The people I’ve reported to and worked for have had a lot of influence on me over the years. I was fairly lucky in that my first “real job” out of college was to work for a really great boss. He set expectations clearly: I’d spend about 3-5 years at the job, and then he figured I’d outgrow the role and want to work elsewhere. This puzzled me at first, but as I learned the job and gained new technical skills, I realized he was right. There just wasn’t enough there to hold me for much longer than the amount of time he suggested.
Another great nugget of wisdom that he taught me was about the success of a team. It’s hard (if not impossible) to achieve great success alone. If you choose to work with good quality people, however, success will typically follow. Hence this tweet:
The people you surround yourself with have a huge impact on you. To be successful, you must surround yourself with the right people.
— Chris Wahl (@ChrisWahl) August 1, 2016
Take a moment to ponder this. Have you ever thought about the impact people have upon you? Not just their technical acumen. Their attitude towards other people. Towards genders. Races. Ideas. Life in general. It’s natural to absorb some of this, and the longer you’re around people, the more you absorb. If you’re constantly hanging around acidic people, you’ll become a little acidic, too.
Finding the Right People
Assuming you’ve bought into my rambling above, the next step is finding the right people to surround yourself with. I think our natural inclination is to find like-minded people to associate with. It’s easier, less friction, and reinforces that feeling of “I’m right.” But going against this tendency can reap some healthy benefits.
any advice on how to actually accomplish this?
— Lee Abner (@BigonDis) August 1, 2016
I tend to latch onto people who are able to challenge my thoughts but articulate their opinion in such a way that helps the lightbulb moment of discovery. Rather than hearing someone who says “your idea sucks,” find someone who says “have you thought about trying it this way instead?” People who are genuinely interested in seeing you grow and succeed are often great critics of your work because they follow your train of thought but arrive at a different conclusion.
There’s also a general lexicon of negativity versus positivity. If someone is constantly going negative, chances are this isn’t a great person to surround yourself with.
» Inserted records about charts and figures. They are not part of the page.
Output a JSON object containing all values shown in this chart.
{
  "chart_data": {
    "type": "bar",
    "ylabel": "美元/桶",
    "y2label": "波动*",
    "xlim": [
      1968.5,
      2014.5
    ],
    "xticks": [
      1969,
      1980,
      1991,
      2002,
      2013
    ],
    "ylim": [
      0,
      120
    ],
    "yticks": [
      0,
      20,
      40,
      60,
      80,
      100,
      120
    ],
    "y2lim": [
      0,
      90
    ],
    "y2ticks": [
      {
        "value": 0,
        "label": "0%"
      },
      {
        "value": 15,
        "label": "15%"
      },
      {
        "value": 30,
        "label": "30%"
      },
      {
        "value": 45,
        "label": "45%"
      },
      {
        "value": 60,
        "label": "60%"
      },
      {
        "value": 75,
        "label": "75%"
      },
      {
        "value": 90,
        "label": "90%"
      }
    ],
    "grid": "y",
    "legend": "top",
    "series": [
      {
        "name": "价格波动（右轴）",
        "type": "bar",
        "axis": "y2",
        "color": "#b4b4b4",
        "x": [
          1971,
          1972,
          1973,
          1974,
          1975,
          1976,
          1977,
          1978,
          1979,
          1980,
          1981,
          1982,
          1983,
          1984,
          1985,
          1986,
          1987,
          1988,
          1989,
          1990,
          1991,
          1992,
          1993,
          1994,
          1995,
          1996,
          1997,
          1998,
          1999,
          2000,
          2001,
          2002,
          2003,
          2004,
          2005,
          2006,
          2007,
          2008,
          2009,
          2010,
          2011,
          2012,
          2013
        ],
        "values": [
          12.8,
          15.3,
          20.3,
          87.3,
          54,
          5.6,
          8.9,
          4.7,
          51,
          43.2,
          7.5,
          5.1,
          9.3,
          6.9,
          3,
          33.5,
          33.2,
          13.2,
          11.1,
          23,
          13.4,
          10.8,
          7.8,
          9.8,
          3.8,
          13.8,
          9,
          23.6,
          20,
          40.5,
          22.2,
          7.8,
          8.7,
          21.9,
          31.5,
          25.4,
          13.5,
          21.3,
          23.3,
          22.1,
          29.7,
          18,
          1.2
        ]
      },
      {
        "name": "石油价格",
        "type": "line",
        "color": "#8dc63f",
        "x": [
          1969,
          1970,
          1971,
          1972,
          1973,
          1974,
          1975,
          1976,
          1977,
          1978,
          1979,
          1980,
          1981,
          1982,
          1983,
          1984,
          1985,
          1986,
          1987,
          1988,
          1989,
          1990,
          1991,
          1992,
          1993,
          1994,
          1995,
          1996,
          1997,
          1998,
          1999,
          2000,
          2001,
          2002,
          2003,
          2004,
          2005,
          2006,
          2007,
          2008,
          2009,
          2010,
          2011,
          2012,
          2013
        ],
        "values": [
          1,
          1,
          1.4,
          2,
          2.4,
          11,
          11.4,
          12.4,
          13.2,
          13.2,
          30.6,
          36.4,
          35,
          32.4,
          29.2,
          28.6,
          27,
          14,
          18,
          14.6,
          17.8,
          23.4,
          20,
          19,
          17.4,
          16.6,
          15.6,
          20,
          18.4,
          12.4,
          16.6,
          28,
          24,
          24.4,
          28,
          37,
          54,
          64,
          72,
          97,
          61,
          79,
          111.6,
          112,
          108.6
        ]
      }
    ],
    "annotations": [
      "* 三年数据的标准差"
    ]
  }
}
It’s the difference between seeing something as a problem versus a challenge that results in an opportunity. If there were no struggles in life, we’d all just lay on the couch eating chips and playing video games, right? 🙂
Finally, I think a subset of your group of associates need to be inquisitive and explorative. This relates a bit to busting silos in the Datanauts podcast. If everyone you know does the exact same thing, opportunities for growth are limited. This is one reason I enjoy being on a handful of different Slack groups that are talking all sorts of different programming languages, DevOps topics, and tech tools. I can float around and see what others are doing and latch onto good ideas. While a certain amount of cynicism is healthy (the grass isn’t always greener, after all), it’s good to work with a group of folks who want to tinker with new ideas.
Take all of this with a grain of salt. This is how I tend to look at life and I don’t need anyone to follow these tips or agree with my outlook. Your opinion matters! In fact, I’ve had trouble identifying acidic people in my life, but once I do, I tend to stop associating with them or block their feeds on social media to avoid the drama. Don’t let others drag you down!